Turista gaúcha é solta após audiência de custódia por injúria racial em Salvador

A gaúcha Gisele Madrid Spencer César, de 50 anos, foi solta nesta sexta-feira, 23 de janeiro de 2026, após audiência de custódia. Ela estava presa em flagrante desde a noite de quarta-feira, 21, por cometer injúria racial contra uma comerciante em Salvador, Bahia.

Medidas cautelares impostas pela Justiça

Conforme determinação judicial, Gisele terá de cumprir uma série de medidas cautelares por um ano.
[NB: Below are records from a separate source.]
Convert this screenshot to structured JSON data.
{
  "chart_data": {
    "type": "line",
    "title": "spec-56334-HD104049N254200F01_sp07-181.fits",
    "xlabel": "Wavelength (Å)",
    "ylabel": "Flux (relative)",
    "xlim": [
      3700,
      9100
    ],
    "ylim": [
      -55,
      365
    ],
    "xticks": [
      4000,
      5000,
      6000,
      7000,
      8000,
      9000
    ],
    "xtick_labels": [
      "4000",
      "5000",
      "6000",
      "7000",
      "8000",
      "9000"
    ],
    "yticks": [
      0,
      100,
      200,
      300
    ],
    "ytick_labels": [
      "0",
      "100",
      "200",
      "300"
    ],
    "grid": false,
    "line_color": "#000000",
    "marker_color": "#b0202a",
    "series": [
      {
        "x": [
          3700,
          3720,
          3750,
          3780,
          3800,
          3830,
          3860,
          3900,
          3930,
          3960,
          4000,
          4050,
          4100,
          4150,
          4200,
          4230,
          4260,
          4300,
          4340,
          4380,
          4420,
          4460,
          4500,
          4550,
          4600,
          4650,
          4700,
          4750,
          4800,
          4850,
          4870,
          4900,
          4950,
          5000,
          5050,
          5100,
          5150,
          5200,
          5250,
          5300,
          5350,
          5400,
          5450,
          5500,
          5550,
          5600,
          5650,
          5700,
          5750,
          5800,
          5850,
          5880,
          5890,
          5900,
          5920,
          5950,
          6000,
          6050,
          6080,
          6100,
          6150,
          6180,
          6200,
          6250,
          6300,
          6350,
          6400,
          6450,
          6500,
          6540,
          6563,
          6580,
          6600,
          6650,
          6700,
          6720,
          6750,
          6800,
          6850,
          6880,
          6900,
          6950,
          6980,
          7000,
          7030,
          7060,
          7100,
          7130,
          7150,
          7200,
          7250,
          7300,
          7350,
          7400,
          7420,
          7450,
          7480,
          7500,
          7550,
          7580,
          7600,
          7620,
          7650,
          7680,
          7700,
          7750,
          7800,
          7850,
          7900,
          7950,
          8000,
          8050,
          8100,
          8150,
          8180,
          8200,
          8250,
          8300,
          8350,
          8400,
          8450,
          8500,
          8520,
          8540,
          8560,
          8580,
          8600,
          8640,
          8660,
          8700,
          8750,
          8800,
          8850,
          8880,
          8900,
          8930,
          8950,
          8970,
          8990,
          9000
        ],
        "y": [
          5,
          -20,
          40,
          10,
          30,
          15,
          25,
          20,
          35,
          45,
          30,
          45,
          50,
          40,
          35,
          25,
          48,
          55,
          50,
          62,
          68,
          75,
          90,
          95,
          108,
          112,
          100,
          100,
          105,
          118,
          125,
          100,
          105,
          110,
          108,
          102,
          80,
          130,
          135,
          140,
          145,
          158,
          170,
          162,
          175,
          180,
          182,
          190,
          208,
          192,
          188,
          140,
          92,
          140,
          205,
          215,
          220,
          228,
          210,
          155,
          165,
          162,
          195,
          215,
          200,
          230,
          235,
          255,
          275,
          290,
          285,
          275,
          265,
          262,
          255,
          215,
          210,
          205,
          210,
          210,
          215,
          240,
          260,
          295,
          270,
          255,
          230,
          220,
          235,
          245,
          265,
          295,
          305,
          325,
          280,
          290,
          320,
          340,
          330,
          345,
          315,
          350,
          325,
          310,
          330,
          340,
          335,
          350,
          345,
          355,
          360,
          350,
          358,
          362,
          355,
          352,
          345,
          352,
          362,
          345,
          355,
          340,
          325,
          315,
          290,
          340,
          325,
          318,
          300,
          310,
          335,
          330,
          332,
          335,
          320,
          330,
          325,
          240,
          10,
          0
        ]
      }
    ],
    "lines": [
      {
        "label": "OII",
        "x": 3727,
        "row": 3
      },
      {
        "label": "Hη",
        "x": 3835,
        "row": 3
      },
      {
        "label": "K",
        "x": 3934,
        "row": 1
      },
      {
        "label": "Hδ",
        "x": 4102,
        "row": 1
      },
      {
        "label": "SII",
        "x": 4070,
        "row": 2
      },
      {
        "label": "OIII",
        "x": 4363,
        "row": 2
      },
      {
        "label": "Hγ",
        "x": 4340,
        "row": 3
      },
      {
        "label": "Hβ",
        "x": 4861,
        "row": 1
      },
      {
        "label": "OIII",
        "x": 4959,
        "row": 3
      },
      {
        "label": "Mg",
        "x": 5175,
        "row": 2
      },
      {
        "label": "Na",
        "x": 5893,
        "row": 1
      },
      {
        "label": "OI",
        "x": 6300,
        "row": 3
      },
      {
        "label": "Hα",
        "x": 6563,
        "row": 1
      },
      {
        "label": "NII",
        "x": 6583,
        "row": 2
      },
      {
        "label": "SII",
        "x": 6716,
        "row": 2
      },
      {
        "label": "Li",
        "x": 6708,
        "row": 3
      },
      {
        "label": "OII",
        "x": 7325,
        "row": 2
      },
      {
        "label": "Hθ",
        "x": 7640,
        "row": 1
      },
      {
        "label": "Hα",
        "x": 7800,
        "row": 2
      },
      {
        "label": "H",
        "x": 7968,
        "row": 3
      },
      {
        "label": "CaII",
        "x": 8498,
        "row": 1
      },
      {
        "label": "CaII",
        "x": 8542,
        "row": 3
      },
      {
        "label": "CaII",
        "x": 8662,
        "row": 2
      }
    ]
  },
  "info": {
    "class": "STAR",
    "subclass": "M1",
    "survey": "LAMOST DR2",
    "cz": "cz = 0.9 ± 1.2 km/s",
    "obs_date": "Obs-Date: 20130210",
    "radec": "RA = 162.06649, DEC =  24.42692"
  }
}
Entre elas, está proibida de frequentar a Praça das Artes, local no centro histórico de Salvador onde ocorreu a agressão. Além disso, deve comparecer a todos os atos do processo quando intimada, prestar informações à Justiça a cada dois meses e não pode sair da comarca de Porto Alegre, onde mora, por mais de dez dias sem autorização judicial por seis meses.

Outras restrições incluem a proibição de entrar em contato ou se aproximar em até 300 metros da vítima e das testemunhas do caso. O juiz Maurício Albagli Oliveira considerou que há indícios suficientes do crime, baseando-se em depoimentos da vítima, testemunhas e do policial que conduziu o flagrante.

Detalhes do incidente racista

O caso aconteceu no Pelourinho, quando Gisele, que viajava de férias, xingou e cuspiu no rosto de uma funcionária de um bar. Ela apontou para si mesma, se declarando branca, e referiu-se aos outros trabalhadores do local como lixo. Após ser levada à delegacia, a turista ainda solicitou ser atendida por um delegado branco.

Em interrogatório, Gisele negou ter ofendido qualquer pessoa, alegando que se sentiu discriminada por não receber atendimento no local. No entanto, essa versão contradiz os depoimentos coletados durante a investigação.

Consequências legais do crime

A injúria racial é tipificada como crime no Brasil, com pena prevista de dois a cinco anos de reclusão, além de multa. O caso destaca a gravidade de atos racistas e a importância da aplicação da lei para combater a discriminação.

Este incidente reforça a necessidade de conscientização sobre o racismo e as medidas judiciais que podem ser aplicadas em situações similares, servindo como alerta para a sociedade.